Anyone can contribute to the channel and anyone can ask for a tutorial about a certain feature.
On this page information about ongoing tutorial production is kept.
If you need a tutorial about any uDig feature, check if it is not already listed there, and if it is not, join the mailinglist and ask kindly. :)

Friday, October 12, 2012

uDig Change to EPL and BSD License

Quick update on the results of the uDig License Change.

First up thanks to the community for filling in the survey, asking questions, and reviewing options on the email list.

The Project Steering Committee has accepted an RFC making uDig available under a dual BSD and EPL license. This is an excellent compromise between using BSD to share code with projects such as GeoTools, while retaining the protection afforded by the Eclipse Public License as we work with downstream Eclipse RCP projects.

There will be a bit of work ahead as we make the transition, thank you for your continued support.

How to convert from Confluence to Sphinx

A collaboration between Frank and Jody has packaged up the uDig User Guide and Developers Guide into the ever fashionable "Sphinx" documentation system.

Sphinx is used by GeoMooseGeoServer, GeoTools, MapServer, OSGeoLive and well everyone! Sphinx uses Rich Structured Text (RST) to captures documentation as text files. This allows us to manage the documentation along side our source code when making a release.

Kudos to Frank for the excellent research in setting this up so we can use git to publish straight to github.

The same toolchain is used to publish the user guide into the online help included with the application.

With those improvements working out - the wiki has slowly started to fade in anticipation to shutting down.
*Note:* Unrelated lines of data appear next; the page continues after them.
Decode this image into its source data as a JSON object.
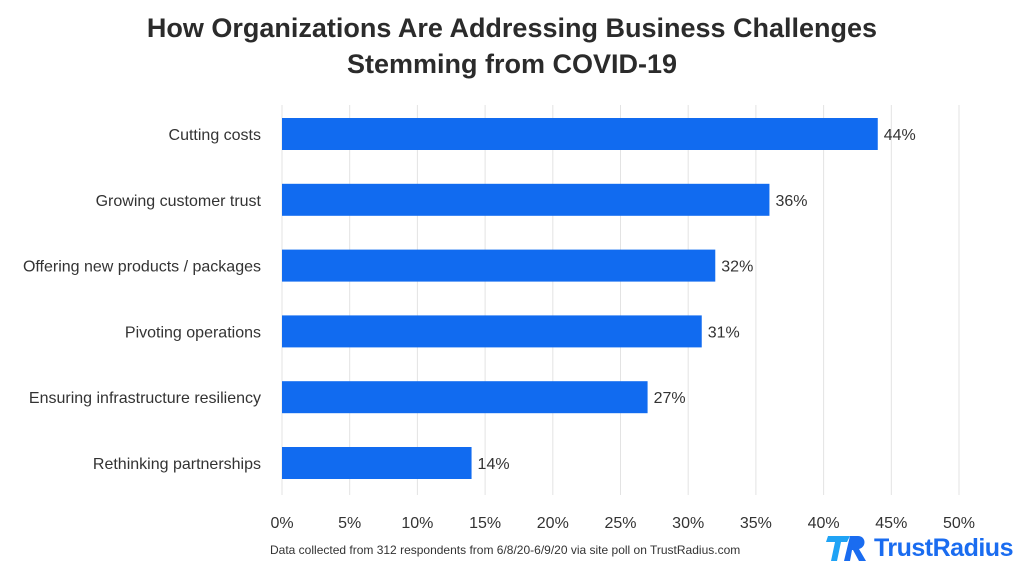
{
  "chart_data": {
    "type": "bar",
    "orientation": "horizontal",
    "title_lines": [
      "How Organizations Are Addressing Business Challenges",
      "Stemming from COVID-19"
    ],
    "categories": [
      "Cutting costs",
      "Growing customer trust",
      "Offering new products / packages",
      "Pivoting operations",
      "Ensuring infrastructure resiliency",
      "Rethinking partnerships"
    ],
    "values": [
      44,
      36,
      32,
      31,
      27,
      14
    ],
    "data_labels": [
      "44%",
      "36%",
      "32%",
      "31%",
      "27%",
      "14%"
    ],
    "xlim": [
      0,
      50
    ],
    "xticks": [
      0,
      5,
      10,
      15,
      20,
      25,
      30,
      35,
      40,
      45,
      50
    ],
    "xtick_labels": [
      "0%",
      "5%",
      "10%",
      "15%",
      "20%",
      "25%",
      "30%",
      "35%",
      "40%",
      "45%",
      "50%"
    ],
    "grid": true,
    "bar_color": "#116BF0"
  },
  "footnote": "Data collected from 312 respondents from 6/8/20-6/9/20 via site poll on TrustRadius.com",
  "logo_text": "TrustRadius"
}
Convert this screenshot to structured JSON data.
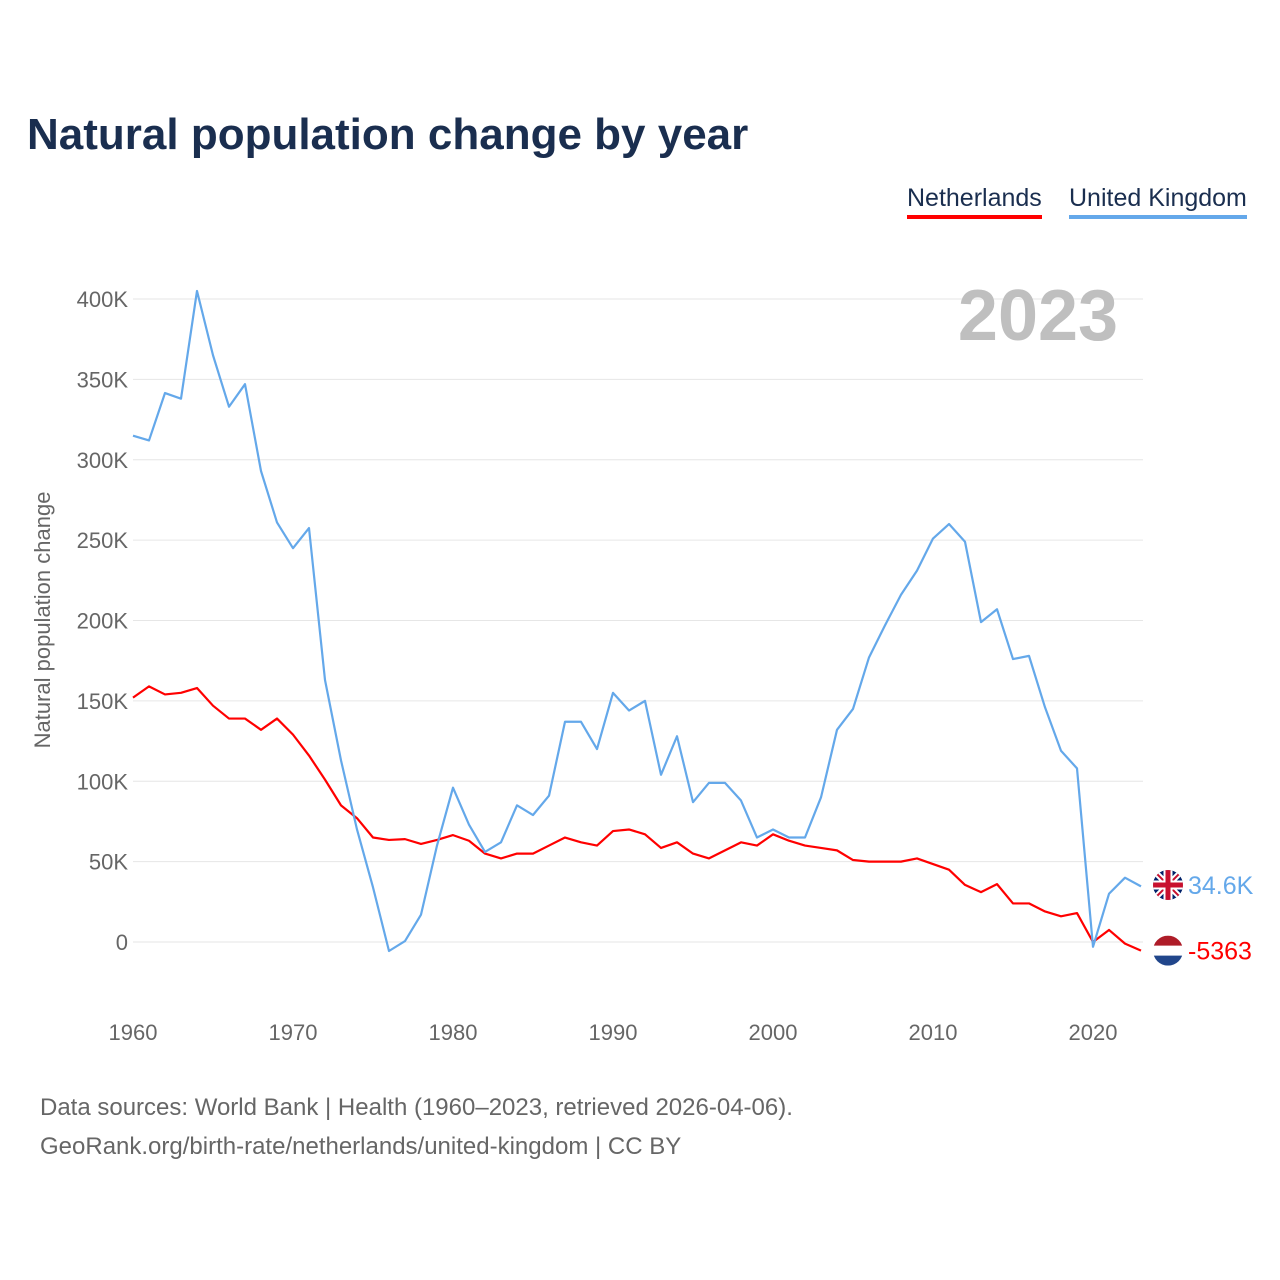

And developed an unexpected Moved to Github link at the top of each page.

Hooking Sphinx up to the Java Maven / Ant Build Chain

Justin DeOlivera gets the credit for this approach, used by the GeoServer and GeoTools projects.
  1. Add a pom.xml build plugin compile target for the maven-antrun-plugin
  2. Set up a build.xml to run sphinx, taking care to check that it is available
The above build.xml is especially recommended, as out of the box Sphinx produces a make.bat and Makefile (which does little good in a Java tool chain).

Conversion from Confluence (Textile) to Rich Structured Text (RST)

Thanks to Paul for the initial conversion scripts, I was able to use them as a starting point when from the Confluence wiki textile format to the Rich Structured Text format used by sphinx.

I ended up going with Pandoc and which converts one file at a time, with a java BulkExport script that calls Pandoc multiple times, and then cleans up the mess produced by confluence, copies the images over, fixes some header levels and generally gives it a good go.

Usage: java html.BulkConvert [index.html] [rst directory]
Where:
  index.html Where you have unzipped the confluence html export
  rst directory location where you would like the html files saved
If not provided the appication will prompt you for the above information

If any other project is considering making the change the source code is here.

Conversion of Open Office (ODT) to Rich Structured Text (RST)

There are also scripts covering conversion of Open Office documentation to RST. The odt2sphinx script does a fairly good job, but cannot handle image references. Breaking the link in Open Office and then converting produces some very amusing image names, resulting in java ImageRename script:
 Usage: java html.ImageRename [file.rst] [rename.properties]
Where:
  file.rst Used to locate your odt2sphinx files
  rename.properties used to rename files in your images folder
If not provided the appication will prompt you for the above information

Checking Eclipse Help TOC.XML files

The final bit of quality assurance is enforcing a "no page left behind" policy. Set up as a normal JUnit Test case, we rely TocCheck.java to throw an error message if the toc.xml file missed a page, or contains a link to a page that no longer exists.
<topic href="EN/uDig Overview.html" label="uDig Overview">
</topic>

As an added bonus it will send the XML fragment (such as the above) required to fix the problem to standard out (for a quick cut and paste fix).